Encadrée par l’onirique Adagio en ut majeur pour harmonica de verre, joué au début et la fin de la représentation, la trame narrative est habilement menée. Ce qui n’est pas dit explicitement à travers les dialogues fluides et multilingues écrits par Wajdi Mouawad est suggéré par les jeux de lumière signés Bertrand Couderc (une ampoule allumée au loin dans une salle de classe), la scénographie exploitant le lieu (le puissant Soliman domine le plateau depuis la galerie), et bien sûr les extraits musicaux. La verrière Eiffel qui recouvre la cour a été judicieusement agrémentée de panneaux absorbants pour l’occasion dans le but de réduire les effets d’écho induits par la structure : sans être parfaitement idéal acoustiquement, le résultat est très convaincant, plongeant le spectateur dans le musée-prison.

Il faut dire que la qualité des interprètes fait rapidement oublier les résidus de réverbération.
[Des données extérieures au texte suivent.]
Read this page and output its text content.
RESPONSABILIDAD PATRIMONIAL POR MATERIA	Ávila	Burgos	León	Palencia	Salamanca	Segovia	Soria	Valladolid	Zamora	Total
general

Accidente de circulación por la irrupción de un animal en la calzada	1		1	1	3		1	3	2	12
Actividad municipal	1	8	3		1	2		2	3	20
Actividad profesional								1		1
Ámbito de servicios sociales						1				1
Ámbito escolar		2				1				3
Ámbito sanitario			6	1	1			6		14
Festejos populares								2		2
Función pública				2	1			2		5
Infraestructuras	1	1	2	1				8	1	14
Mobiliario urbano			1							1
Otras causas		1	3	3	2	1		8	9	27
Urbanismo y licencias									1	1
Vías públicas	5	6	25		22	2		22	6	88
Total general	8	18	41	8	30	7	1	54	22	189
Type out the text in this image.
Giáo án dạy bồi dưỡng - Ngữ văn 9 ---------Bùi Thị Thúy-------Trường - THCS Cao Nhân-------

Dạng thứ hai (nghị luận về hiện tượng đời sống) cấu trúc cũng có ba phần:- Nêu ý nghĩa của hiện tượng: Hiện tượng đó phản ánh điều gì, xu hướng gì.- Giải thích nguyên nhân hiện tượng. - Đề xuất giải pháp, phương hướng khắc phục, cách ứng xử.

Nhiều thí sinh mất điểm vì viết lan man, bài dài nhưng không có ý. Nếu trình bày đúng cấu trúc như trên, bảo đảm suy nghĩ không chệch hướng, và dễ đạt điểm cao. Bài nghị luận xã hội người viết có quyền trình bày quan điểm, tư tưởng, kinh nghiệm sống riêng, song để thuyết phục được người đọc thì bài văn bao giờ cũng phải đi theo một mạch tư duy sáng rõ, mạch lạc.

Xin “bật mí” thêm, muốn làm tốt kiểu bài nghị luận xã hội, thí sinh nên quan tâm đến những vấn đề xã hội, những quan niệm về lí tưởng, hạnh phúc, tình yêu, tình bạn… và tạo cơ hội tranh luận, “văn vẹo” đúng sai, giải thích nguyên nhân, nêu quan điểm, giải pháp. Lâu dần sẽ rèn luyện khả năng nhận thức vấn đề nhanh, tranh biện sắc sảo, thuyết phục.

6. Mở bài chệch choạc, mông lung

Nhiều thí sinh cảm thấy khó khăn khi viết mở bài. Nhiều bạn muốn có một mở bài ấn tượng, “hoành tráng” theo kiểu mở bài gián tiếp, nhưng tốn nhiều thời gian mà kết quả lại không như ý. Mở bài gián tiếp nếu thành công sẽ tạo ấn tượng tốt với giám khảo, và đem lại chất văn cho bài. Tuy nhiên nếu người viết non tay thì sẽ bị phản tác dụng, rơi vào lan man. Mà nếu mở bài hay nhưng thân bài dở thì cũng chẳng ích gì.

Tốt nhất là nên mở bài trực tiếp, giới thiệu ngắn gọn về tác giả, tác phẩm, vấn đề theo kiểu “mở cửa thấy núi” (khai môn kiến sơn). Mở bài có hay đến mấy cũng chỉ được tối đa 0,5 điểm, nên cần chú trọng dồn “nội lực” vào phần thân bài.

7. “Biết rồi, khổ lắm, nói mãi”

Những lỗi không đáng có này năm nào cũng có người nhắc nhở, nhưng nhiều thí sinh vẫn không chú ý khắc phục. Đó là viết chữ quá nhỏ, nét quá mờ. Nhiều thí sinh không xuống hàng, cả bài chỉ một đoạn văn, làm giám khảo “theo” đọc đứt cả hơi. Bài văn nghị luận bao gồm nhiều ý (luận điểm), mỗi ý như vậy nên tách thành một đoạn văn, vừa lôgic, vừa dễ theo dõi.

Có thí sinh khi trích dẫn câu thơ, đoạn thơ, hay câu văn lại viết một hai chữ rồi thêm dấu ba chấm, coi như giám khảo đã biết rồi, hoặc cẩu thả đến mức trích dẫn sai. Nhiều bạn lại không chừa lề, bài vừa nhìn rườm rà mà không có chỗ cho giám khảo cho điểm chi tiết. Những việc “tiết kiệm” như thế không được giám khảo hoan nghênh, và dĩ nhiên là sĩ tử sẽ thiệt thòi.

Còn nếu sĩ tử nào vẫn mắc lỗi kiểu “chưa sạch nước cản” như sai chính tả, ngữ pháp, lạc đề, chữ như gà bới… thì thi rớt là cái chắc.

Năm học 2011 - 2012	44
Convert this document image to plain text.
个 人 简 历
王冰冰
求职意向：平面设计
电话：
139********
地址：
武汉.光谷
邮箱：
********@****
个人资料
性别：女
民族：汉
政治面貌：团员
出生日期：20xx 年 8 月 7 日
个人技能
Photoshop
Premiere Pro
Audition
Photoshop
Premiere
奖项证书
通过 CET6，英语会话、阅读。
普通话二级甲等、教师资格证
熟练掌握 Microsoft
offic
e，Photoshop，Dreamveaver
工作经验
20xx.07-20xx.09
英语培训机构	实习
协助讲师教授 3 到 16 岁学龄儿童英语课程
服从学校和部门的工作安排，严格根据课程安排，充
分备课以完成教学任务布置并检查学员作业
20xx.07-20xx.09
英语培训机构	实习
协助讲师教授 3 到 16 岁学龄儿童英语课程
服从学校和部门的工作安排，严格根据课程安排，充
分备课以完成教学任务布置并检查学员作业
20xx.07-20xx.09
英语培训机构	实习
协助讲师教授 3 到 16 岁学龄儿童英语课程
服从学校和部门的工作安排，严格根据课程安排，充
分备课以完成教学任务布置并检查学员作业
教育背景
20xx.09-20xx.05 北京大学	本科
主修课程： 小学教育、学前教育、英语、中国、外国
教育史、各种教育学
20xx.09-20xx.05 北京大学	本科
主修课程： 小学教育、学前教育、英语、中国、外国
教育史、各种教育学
Sublimé par la direction à la fois expressive et précise de Raphaël Pichon, l’orchestre Pygmalion se surpasse, de l’expression sans concession des bois aux mille textures des cordes, tantôt moelleuses et enveloppantes, tantôt incisives et nerveuses, en passant par la virtuosité des trombones, le tout décuplé par une palette de nuances assumées : un Mozart vivant comme rarement !
Le chœur Pygmalion n’est pas en reste. Ombres spectrales faisant revivre les heures sombres de la prison, ses membres impressionnent par leur technique vocale, l’homogénéité de leurs timbres mêlés ainsi que par la précision collective de leurs interventions, et émeuvent grâce à leur capacité à fusionner ces qualités au service d’un discours musical éloquent. Les quelques rares moments de décalage avec l’orchestre, qui occupe le côté jardin de l’espace scénique, s’expliquent par le fait que le chef, qui reprend très rapidement les choses en main, ne leur fait jamais face.

La distribution des solistes vocaux ne manque pas de qualité. Matthew Swensen campe un méchant Soliman qui impose son pouvoir dans le moindre geste. Son phrasé sobre compense un léger manque de puissance. Allazim, geôlier de sa prison, trouve en Johannes Martin Kränzle un interprète à la présence scénique magnétique. Sa voix caverneuse captive lors des dialogues et mélodrames, mais le baryton, annoncé souffrant, passe parfois inexplicablement en force dans ses airs.
La Persada de Xenia Puskarz Thomas émeut tout autant, dans le registre plus effusif d’un personnage en quête de réponses. La mezzo-soprano dispose d’un medium riche, idéal pour colorer les ensembles comme pour incarner ses interventions solistes dramatiques. Son père Gomatz irradie de douceur à travers la ligne de chant élégante de Hugo Brady, prisonnier au cœur pur d’autant plus touchant.

Véritable poisson dans l’eau chez Mozart, c’est avant tout Sabine Devieilhe qui irradie sur toute la durée du spectacle dans le rôle-titre. Une pureté de timbre désarmante, un naturel dans le phrasé irrésistible et une agilité elfique dans les ornements et les vocalises transforment chacune de ses prises de paroles en moment de grâce qu’on souhaiterait infini. L’artiste touche au sublime dans les moments recueillis, comme au cours de « Alzai le flebili voci al Signor », tiré de David penitente : la cour du lycée Carnot aura rarement connu silence plus pénétrant que celui du public s’abreuvant d’une nuance piano séraphique.